“San Mosè Etiope, il quale da famoso ladrone divenuto famoso Anacoreta, convertì molti ladroni e con sé li condusse al monastero” (Martirologio Romao, 28 agosto)

Mosè era uno schiavo nero di un ricco proprietario terriero. Il suo carattere duro e scontroso creava però molti problemi ogni giorno, fino a quando il suo padrone ne ebbe abbastanza e lo cacciò via. Mosè trovò rifugio in una banda di malfattori, e per la sua enorme forza fisica non tardò a imporsi e a diventarne il capo. Una volta, espulso dalle autorità per i molti suoi crimini, si nascose nel deserto in cui vivevano gli asceti più famosi. La frequentazione dei santi monaci lo rese giorno dopo giorno più mite. Lo illuminò la grazia di Dio, perché il pentimento è un tempo di grazia; il suo cuore si ammorbidì, si pentì veramente e cercò la redenzione.

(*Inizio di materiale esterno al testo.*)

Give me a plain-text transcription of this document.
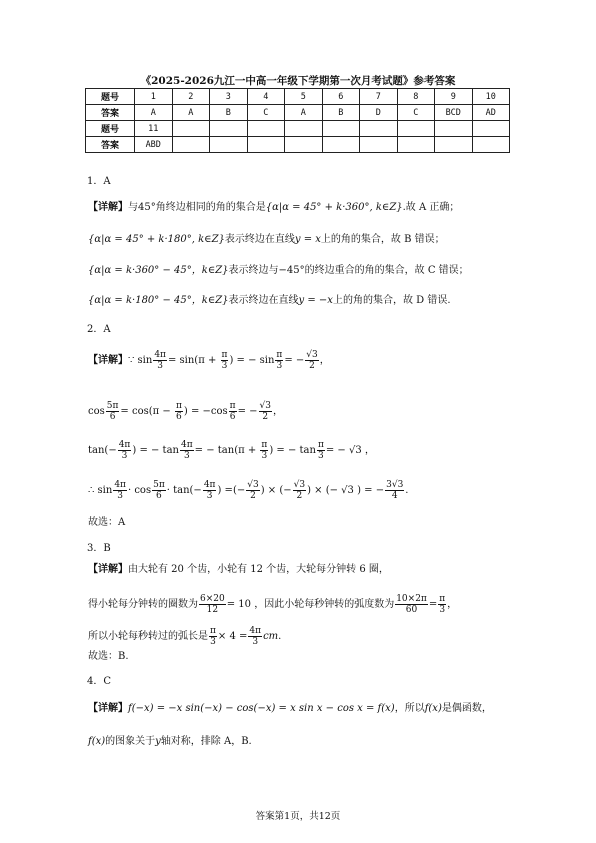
《2025-2026九江一中高一年级下学期第一次月考试题》参考答案
题号	1	2	3	4	5	6	7	8	9	10
答案	A	A	B	C	A	B	D	C	BCD	AD
题号	11									
答案	ABD									
1．A
【详解】与45°角终边相同的角的集合是{α|α = 45° + k·360°, k∈Z}.故 A 正确；
{α|α = 45° + k·180°, k∈Z}表示终边在直线y = x上的角的集合，故 B 错误；
{α|α = k·360° − 45°，k∈Z}表示终边与−45°的终边重合的角的集合，故 C 错误；
{α|α = k·180° − 45°，k∈Z}表示终边在直线y = −x上的角的集合，故 D 错误.
2．A
【详解】∵ $\sin \frac{4\pi}{3} = \sin(\pi + \frac{\pi}{3}$ ) = − $\sin \frac{\pi}{3}$ = − $\frac{√3}{2}$ ，
$\cos \frac{5\pi}{6} = \cos(\pi - \frac{\pi}{6}$ ) = $-\cos \frac{\pi}{6}$ = − $\frac{√3}{2}$ ，
$\tan(- \frac{4\pi}{3}$ ) = − $\tan \frac{4\pi}{3}$ = − $\tan(\pi + \frac{\pi}{3}$ ) = − $\tan \frac{\pi}{3}$ = − √3 ，
∴ $\sin \frac{4\pi}{3} \cdot \cos \frac{5\pi}{6} \cdot \tan(- \frac{4\pi}{3}$ ) =(− $\frac{√3}{2}$ ) × (− $\frac{√3}{2}$ ) × (− √3 ) = − $\frac{3√3}{4}$ .
故选：A
3．B
【详解】由大轮有 20 个齿，小轮有 12 个齿，大轮每分钟转 6 圈，
得小轮每分钟转的圈数为 $\frac{6\times 20}{12} = 10$ ，因此小轮每秒钟转的弧度数为 $\frac{10\times 2\pi}{60} = \frac{\pi}{3}$ ，
所以小轮每秒转过的弧长是 $\frac{\pi}{3} \times 4 = \frac{4\pi}{3}$ cm.
故选：B.
4．C
【详解】f(−x) = −x sin(−x) − cos(−x) = x sin x − cos x = f(x)，所以f(x)是偶函数，
f(x)的图象关于y轴对称，排除 A，B.
答案第1页，共12页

Il suo cambiamento fu radicale e in poco tempo arrivò alla statura spirituale dei grandi Padri del deserto. Dopo il battesimo fu ritenuto degno di ricevere anche la grazia del sacerdozio.
Le due grandi virtù che lo adornavano erano il vero pentimento e la profonda umiltà. Fino al suo ultimo respiro “pianse amaramente” per i suoi peccati e si considerò inferiore a tutti gli uomini. San Mosè sfruttò al massimo questo dono inestimabile e raggiunse la divinizzazione, la visione di Dio. Diversi episodi della sua vita rivelano il cambiamento radicale che si verificò nella sua anima. Cambiare il modo di pensare e lo stile di vita sottintende il pentimento. Vale la pena menzionarne uno: una volta, quattro banditi – i suoi vecchi compagni – entrarono nella sua capanna per derubarlo, senza immaginare chi ci avrebbero trovato. Quando lo videro, rimasero molto sorpresi. Ad uno ad uno San Mosè li catturò facilmente, li legò e li condusse dagli Anziani, chiedendo loro cosa fare con quei ladri, e dicendo allo stesso tempo: “Non sono più adatto a punire gli uomini”. Quando i ladri sentirono queste parole, confessarono i loro misfatti, si pentirono e divennero loro stessi monaci.
Un altro episodio caratteristico che rivela l’umiltà del Santo è il seguente: il giorno in cui fu ordinato Presbitero dal Patriarca di Alessandria, questi, nel momento in cui gli faceva indossare i paramenti sacri, gli disse amichevolmente che era diventato bianco come una colomba. Mosè chiese umilmente al Patriarca se giudicasse l’esterno o l’interno, visto il colore bianco di quei paramenti. Il Patriarca, volendo mettere alla prova la sua umiltà, diede ordine segretamente che, ad un certo punto, venisse allontanato dal santo Vima (il presbiterio dietro l’iconostasi). Così, quando cominciò la Divina Liturgia, fu messo fuori. San Mosè uscì immediatamente, senza alcuna opposizione. Una persona che lo seguiva con il compito di vedere se dicesse qualcosa di cattivo, lo sentì che ripeteva tra sé: “Ben ti sta, nero cadavere. Dal momento che non sei un uomo, cosa cerchi dagli uomini? ”(Gerontikon, pp. 252 -253).
All’età di 75 anni lasciò questa vita in modo violento e da martire. Banditi idolatri penetrarono nella sua grotta e lo uccisero a colpi di coltello, così diede l’anima a Dio.
La Chiesa con il modo di vita che offre, con la terapia della virtù, della preghiera e dei sacramenti, trasforma gli sciacalli e i lupi in pecore e agnelli senza macchia. Cambia l’orgoglioso in umile, le prostitute e gli adulteri in saggi, gli assassini e i ladri in santi.